Professor Klein said, “The various parliamentary inquiries into Carillion have confirmed this as a major issue. Even government procurers had little insight into Carillion’s activities. One of the reasons that the insolvency process will take a long time is that nobody seems to know for sure who was in Carillion’s supply chains.

“Nobody was aware of the extent of payment abuse applied to Carillion’s sub-contractors. It is, therefore, about time this loophole was closed. Carillion was able to get away with so much for so long because there was so little public scrutiny of its actions. Now the public is paying a hefty price for winding up this monster of an organisation.”

Among the proposed changes in the bill would be ensuring housing association were subject to FOI law. Campaigners have argued this would help tackle concerns that 54 out of 61 bodies operating in the sector have previously refused to provide fire risk assessments to media.

The bill is intended to provide the UK information commissioner with new powers to gather information from contractors when investigating complaints. It would also make contractors subject to an offence that applies to public authorities found to have deliberately destroyed requested information to prevent disclosure.

MP Andy Slaughter said that the proposed legislation was needed to keep pace with significant changes in how public services and contract were delivered.

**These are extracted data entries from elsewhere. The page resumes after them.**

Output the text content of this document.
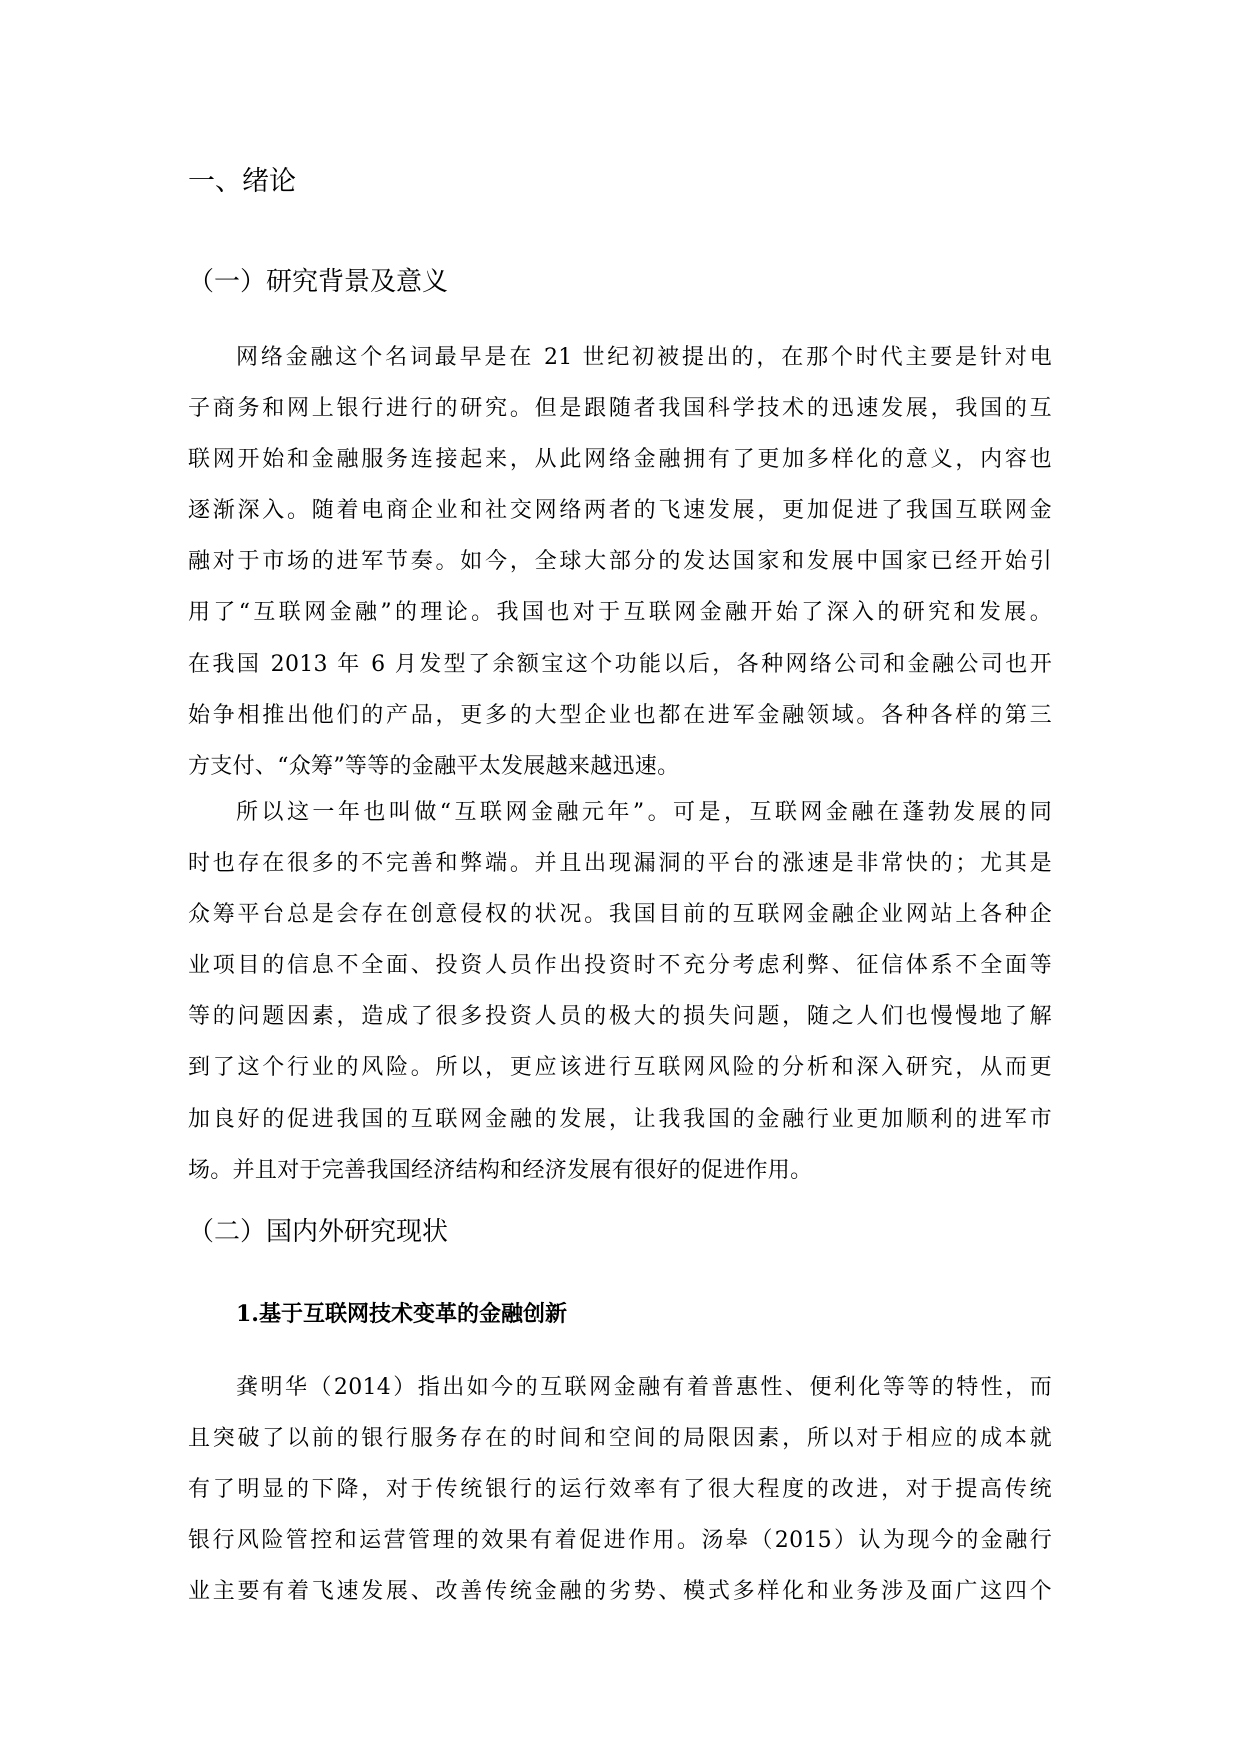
一、绪论
（一）研究背景及意义
网络金融这个名词最早是在 21 世纪初被提出的，在那个时代主要是针对电
子商务和网上银行进行的研究。但是跟随者我国科学技术的迅速发展，我国的互
联网开始和金融服务连接起来，从此网络金融拥有了更加多样化的意义，内容也
逐渐深入。随着电商企业和社交网络两者的飞速发展，更加促进了我国互联网金
融对于市场的进军节奏。如今，全球大部分的发达国家和发展中国家已经开始引
用了“互联网金融”的理论。我国也对于互联网金融开始了深入的研究和发展。
在我国 2013 年 6 月发型了余额宝这个功能以后，各种网络公司和金融公司也开
始争相推出他们的产品，更多的大型企业也都在进军金融领域。各种各样的第三
方支付、“众筹”等等的金融平太发展越来越迅速。
所以这一年也叫做“互联网金融元年”。可是，互联网金融在蓬勃发展的同
时也存在很多的不完善和弊端。并且出现漏洞的平台的涨速是非常快的；尤其是
众筹平台总是会存在创意侵权的状况。我国目前的互联网金融企业网站上各种企
业项目的信息不全面、投资人员作出投资时不充分考虑利弊、征信体系不全面等
等的问题因素，造成了很多投资人员的极大的损失问题，随之人们也慢慢地了解
到了这个行业的风险。所以，更应该进行互联网风险的分析和深入研究，从而更
加良好的促进我国的互联网金融的发展，让我我国的金融行业更加顺利的进军市
场。并且对于完善我国经济结构和经济发展有很好的促进作用。
（二）国内外研究现状
1.基于互联网技术变革的金融创新
龚明华（2014）指出如今的互联网金融有着普惠性、便利化等等的特性，而
且突破了以前的银行服务存在的时间和空间的局限因素，所以对于相应的成本就
有了明显的下降，对于传统银行的运行效率有了很大程度的改进，对于提高传统
银行风险管控和运营管理的效果有着促进作用。汤皋（2015）认为现今的金融行
业主要有着飞速发展、改善传统金融的劣势、模式多样化和业务涉及面广这四个
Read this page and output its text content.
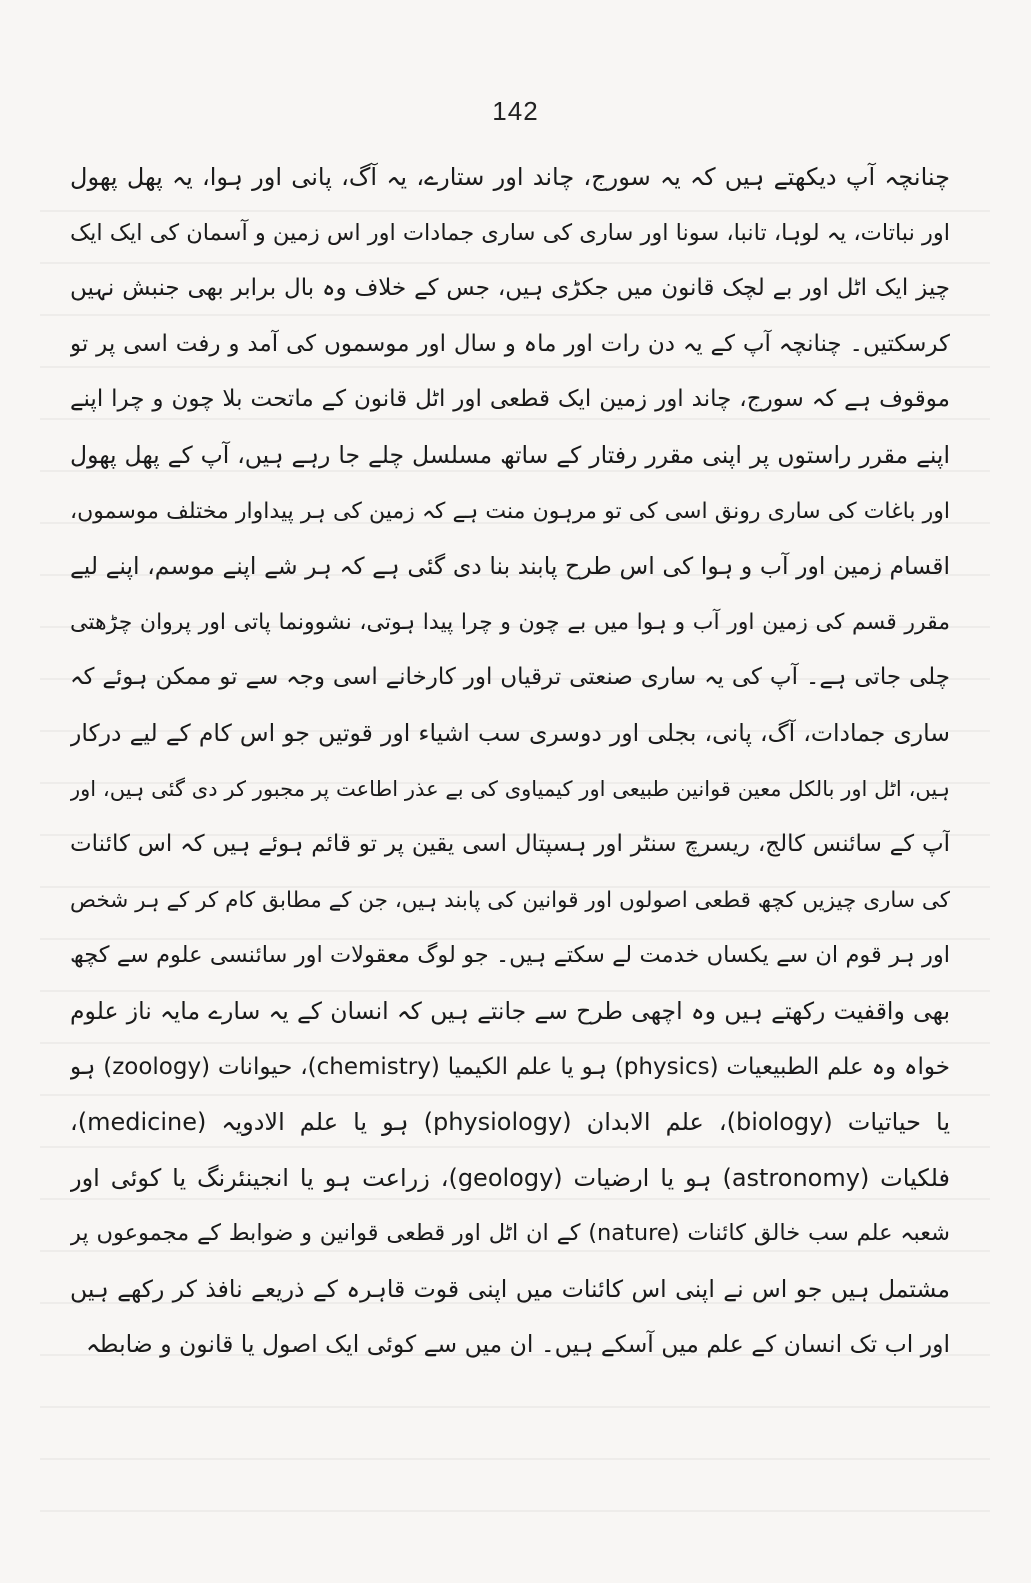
142
چنانچہ آپ دیکھتے ہیں کہ یہ سورج، چاند اور ستارے، یہ آگ، پانی اور ہوا، یہ پھل پھول
اور نباتات، یہ لوہا، تانبا، سونا اور ساری کی ساری جمادات اور اس زمین و آسمان کی ایک ایک
چیز ایک اٹل اور بے لچک قانون میں جکڑی ہیں، جس کے خلاف وہ بال برابر بھی جنبش نہیں
کرسکتیں۔ چنانچہ آپ کے یہ دن رات اور ماہ و سال اور موسموں کی آمد و رفت اسی پر تو
موقوف ہے کہ سورج، چاند اور زمین ایک قطعی اور اٹل قانون کے ماتحت بلا چون و چرا اپنے
اپنے مقرر راستوں پر اپنی مقرر رفتار کے ساتھ مسلسل چلے جا رہے ہیں، آپ کے پھل پھول
اور باغات کی ساری رونق اسی کی تو مرہون منت ہے کہ زمین کی ہر پیداوار مختلف موسموں،
اقسام زمین اور آب و ہوا کی اس طرح پابند بنا دی گئی ہے کہ ہر شے اپنے موسم، اپنے لیے
مقرر قسم کی زمین اور آب و ہوا میں بے چون و چرا پیدا ہوتی، نشوونما پاتی اور پروان چڑھتی
چلی جاتی ہے۔ آپ کی یہ ساری صنعتی ترقیاں اور کارخانے اسی وجہ سے تو ممکن ہوئے کہ
ساری جمادات، آگ، پانی، بجلی اور دوسری سب اشیاء اور قوتیں جو اس کام کے لیے درکار
ہیں، اٹل اور بالکل معین قوانین طبیعی اور کیمیاوی کی بے عذر اطاعت پر مجبور کر دی گئی ہیں، اور
آپ کے سائنس کالج، ریسرچ سنٹر اور ہسپتال اسی یقین پر تو قائم ہوئے ہیں کہ اس کائنات
کی ساری چیزیں کچھ قطعی اصولوں اور قوانین کی پابند ہیں، جن کے مطابق کام کر کے ہر شخص
اور ہر قوم ان سے یکساں خدمت لے سکتے ہیں۔ جو لوگ معقولات اور سائنسی علوم سے کچھ
بھی واقفیت رکھتے ہیں وہ اچھی طرح سے جانتے ہیں کہ انسان کے یہ سارے مایہ ناز علوم
خواہ وہ علم الطبیعیات (physics) ہو یا علم الکیمیا (chemistry)، حیوانات (zoology) ہو
یا حیاتیات (biology)، علم الابدان (physiology) ہو یا علم الادویہ (medicine)،
فلکیات (astronomy) ہو یا ارضیات (geology)، زراعت ہو یا انجینئرنگ یا کوئی اور
شعبہ علم سب خالق کائنات (nature) کے ان اٹل اور قطعی قوانین و ضوابط کے مجموعوں پر
مشتمل ہیں جو اس نے اپنی اس کائنات میں اپنی قوت قاہرہ کے ذریعے نافذ کر رکھے ہیں
اور اب تک انسان کے علم میں آسکے ہیں۔ ان میں سے کوئی ایک اصول یا قانون و ضابطہ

He said, “A third of all public spending now goes on public services provided by private companies or charities, but too often information about them falls outside the reach of the FOI Act. It needs to keep pace with this enormous change in public service delivery.”

Mr Slaughter introduced the proposed legislation as a Private Member’s Bill, the same parliamentary mechanism used earlier this year to put a revised legislation that would ringfence cash retentions to parliament.

The second reading of the Construction (Retention Deposit Schemes) Bill that was introduced to parliament by MP Peter Aldous has been delayed until June this year. Groups such as SEC Group and BESA that helped formulate the draft legislation said the delay emphasized the importance of pushing for greater parliamentary support to introduce the payment reforms in order to push the government into implementing new legislation.